Went out last night for an evening shoot with the Sawatsky family. We had perfect weather with glorious warm golden light – until the last 2 minutes of the shoot when the wind came up out of nowhere, blew over my c-stand (sandbagged!) and carried my light setup a quarter mile! bwahahahah.. I wish I would have taken pictures of my shoot-thru umbrella carrying my flash bracket across the beach. It was hilarious. Fortunately, nothing was damaged and, we got the shot after all! 😀
Not enough can be said about golden light, that mystical time of the day right before sunrise and right before sunset. The light is super soft and warm. It’s pure awesome. Plus, scheduling the shoot at that time allows for the sunset to get richer and richer as time goes on. Most of the photos from this shoot were shot using ambient light as the key, supplemented with a CTO flash to help add warmth and a kicker. It’s really soft subtle light which works nice for the kids. They did an AWESOME job as photo candidates. We worked quickly and nabbed a nice mix of shots.
Had to make a water run tonight to the supple bounty of Alameda. It was approaching golden light which is always exciting. It was also dusty as all get out. Dust, fog, mist – they are all the theme park of light. We lucked out and ran into much dust on the roads to let the sunset have the mucho fun. 😎
Went up to Grenfell on Thursday night to celebrate my niece’s 2nd birthday. Howz that possible?!!? Time flies when you’re having fun. While I was there I was also taking some family photos for the Duryba clan and my other sister in law. Some sweet strobist portraits to liven things up a little bit. 😉 I was super happy with the way everything turned out. I was trying to make use of what wee bit o’ fall we had left in terms of colour and we nabbed it before it was too late.
Photo Geek Info: Umbrellas were the name of the game on this shoot. That and a beauty dish gold reflector combo for Hailey’s shots. For the Duryba’s family shots, I wanted to meld the flash with the ambient so it looked as natural as possible, filling in the shadows while making use of all that glorious back light and colour. I gelled the SB-900 warm with a 1/4CTO gel which worked perfectly. Same with the Beauty Dish. It was shot during golden light so the warm gel and the gold reflector worked superbly. Can’t beat golden light. It’s my absolutely favourite time to shoot. But, you have to be quick. The light falls very fast so moving quickly is a necessity. I’m always shooting manual with flash so knowing the settings before hand is a bonus before the real shooting begins. TTL would always work but I prefer having supreme control over the light and knowing exactly what it is going to be doing. 8)

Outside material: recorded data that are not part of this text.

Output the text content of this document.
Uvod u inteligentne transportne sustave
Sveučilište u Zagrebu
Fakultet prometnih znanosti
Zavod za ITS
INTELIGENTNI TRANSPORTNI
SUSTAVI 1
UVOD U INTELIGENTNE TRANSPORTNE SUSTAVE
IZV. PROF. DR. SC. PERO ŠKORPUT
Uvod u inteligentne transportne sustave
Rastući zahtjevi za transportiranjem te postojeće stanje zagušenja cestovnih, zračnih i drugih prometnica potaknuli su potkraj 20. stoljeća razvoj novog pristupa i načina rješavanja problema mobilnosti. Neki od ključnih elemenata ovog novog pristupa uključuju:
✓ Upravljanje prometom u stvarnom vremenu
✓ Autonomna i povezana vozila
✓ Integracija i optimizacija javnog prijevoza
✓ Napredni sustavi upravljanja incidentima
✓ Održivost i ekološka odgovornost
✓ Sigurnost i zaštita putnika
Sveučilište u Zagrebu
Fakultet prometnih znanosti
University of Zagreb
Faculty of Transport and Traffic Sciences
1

Nearly nobody will deny that good timing is super important in life. Baby falls from a burning building, the fireman reaches out at just the exact moment to catch that little bundle of joy and save the day! Photography is much the same, especially if you are taking a picture of said falling baby. A second too soon or too late equals a blown shot and missed opportunity. I’ve got a whole stack of images that are like that. “Ah! If I’d only waited a millisecond more I would have had the shot! Doh!” 😦 But when everything lines up, and the timing is right, it’s magically great! 8) Thinking about Light in the same way is critical to getting good shots too. Light at different times of the day is radically different. Ok, Ok, the photons aren’t any different, but the mood, colour and direction of the light ARE different. I took these two shots with exactly the same camera settings. (ISO 200 f/8 200mm). The first one was at 8:36AM and the second at 1:11PM. Just look at how radically different the shots look and feel.

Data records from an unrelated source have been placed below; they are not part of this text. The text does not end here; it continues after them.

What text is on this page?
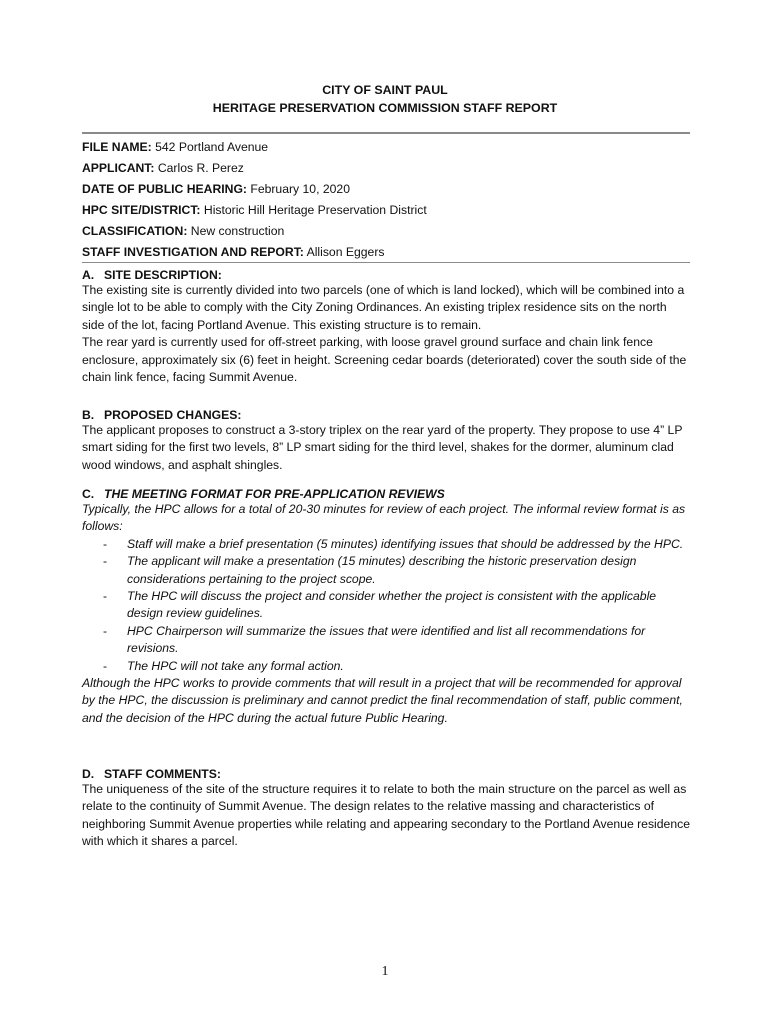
CITY OF SAINT PAUL
HERITAGE PRESERVATION COMMISSION STAFF REPORT
FILE NAME: 542 Portland Avenue
APPLICANT: Carlos R. Perez
DATE OF PUBLIC HEARING: February 10, 2020
HPC SITE/DISTRICT: Historic Hill Heritage Preservation District
CLASSIFICATION: New construction
STAFF INVESTIGATION AND REPORT: Allison Eggers
A. SITE DESCRIPTION:

The existing site is currently divided into two parcels (one of which is land locked), which will be combined into a single lot to be able to comply with the City Zoning Ordinances. An existing triplex residence sits on the north side of the lot, facing Portland Avenue. This existing structure is to remain.

The rear yard is currently used for off-street parking, with loose gravel ground surface and chain link fence enclosure, approximately six (6) feet in height. Screening cedar boards (deteriorated) cover the south side of the chain link fence, facing Summit Avenue.

B. PROPOSED CHANGES:

The applicant proposes to construct a 3-story triplex on the rear yard of the property. They propose to use 4” LP smart siding for the first two levels, 8” LP smart siding for the third level, shakes for the dormer, aluminum clad wood windows, and asphalt shingles.

C. THE MEETING FORMAT FOR PRE-APPLICATION REVIEWS

Typically, the HPC allows for a total of 20-30 minutes for review of each project. The informal review format is as follows:

- Staff will make a brief presentation (5 minutes) identifying issues that should be addressed by the HPC.
- The applicant will make a presentation (15 minutes) describing the historic preservation design considerations pertaining to the project scope.
- The HPC will discuss the project and consider whether the project is consistent with the applicable design review guidelines.
- HPC Chairperson will summarize the issues that were identified and list all recommendations for revisions.
- The HPC will not take any formal action.

Although the HPC works to provide comments that will result in a project that will be recommended for approval by the HPC, the discussion is preliminary and cannot predict the final recommendation of staff, public comment, and the decision of the HPC during the actual future Public Hearing.

D. STAFF COMMENTS:

The uniqueness of the site of the structure requires it to relate to both the main structure on the parcel as well as relate to the continuity of Summit Avenue. The design relates to the relative massing and characteristics of neighboring Summit Avenue properties while relating and appearing secondary to the Portland Avenue residence with which it shares a parcel.

1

The light is much more golden in the early morning. The direction is low and from the side which gives detail to the pump jack head and the drilling rig in the background.

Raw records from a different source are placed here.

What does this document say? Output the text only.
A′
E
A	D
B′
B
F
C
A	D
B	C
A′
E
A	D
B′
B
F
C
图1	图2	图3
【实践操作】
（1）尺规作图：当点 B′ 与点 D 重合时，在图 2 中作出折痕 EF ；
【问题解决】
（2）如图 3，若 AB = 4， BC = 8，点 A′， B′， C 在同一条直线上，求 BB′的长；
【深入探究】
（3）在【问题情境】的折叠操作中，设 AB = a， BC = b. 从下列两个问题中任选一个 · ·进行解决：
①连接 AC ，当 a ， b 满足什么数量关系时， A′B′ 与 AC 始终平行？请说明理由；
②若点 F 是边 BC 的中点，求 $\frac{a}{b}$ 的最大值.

In contrast, the light at mid-day is flat and boring. It just doesn’t have the same pizzaz that the early morning shot does. Or, that a sunset has. This is the key to how good landscape photographers get awesome photos. The locations are great and the timing of the light is everything. Time it well and your photography will be at least 17% better. 😉
Last night after another magical slow cooked dinner we decided to have a fire. After we got the s’more pit going, I looked up and noticed a
gaggle pride flock band murder of crows. I know why they call them a murder.They make so much obscene noise you want to murder them all! It was a toss up between the camera and a gun on this “shoot”. 😉 My theory is that there was something dead nearby because they and two hawks kept swooping in and out of the trees behind our house. Anyways, it was golden light and everything was rich in colour. Love it! Can’t beat it ever! I grabbed the 70-300 and nabbed a few shots before the light slinked away behind the horizon. It’s gyp that the sunsets aren’t lasting as long as they did even a few weeks ago. All of these shots (except the fire pit) are with the 70-300. You can see how longer glass gives you added compression and photo num nums. The power/telephone poles show this in the pics of the family. Even at f/5.6 0r f/8, they look compressed and bokehlicious. 8) And the shots of the lone yellow clover blossoms have sweet sweet bokeh at 300mm. That’s the added benefits of compression in images. If you’ve ever wondered why the vast majority of portrait photographers use that magical 70-200 lens, this is why.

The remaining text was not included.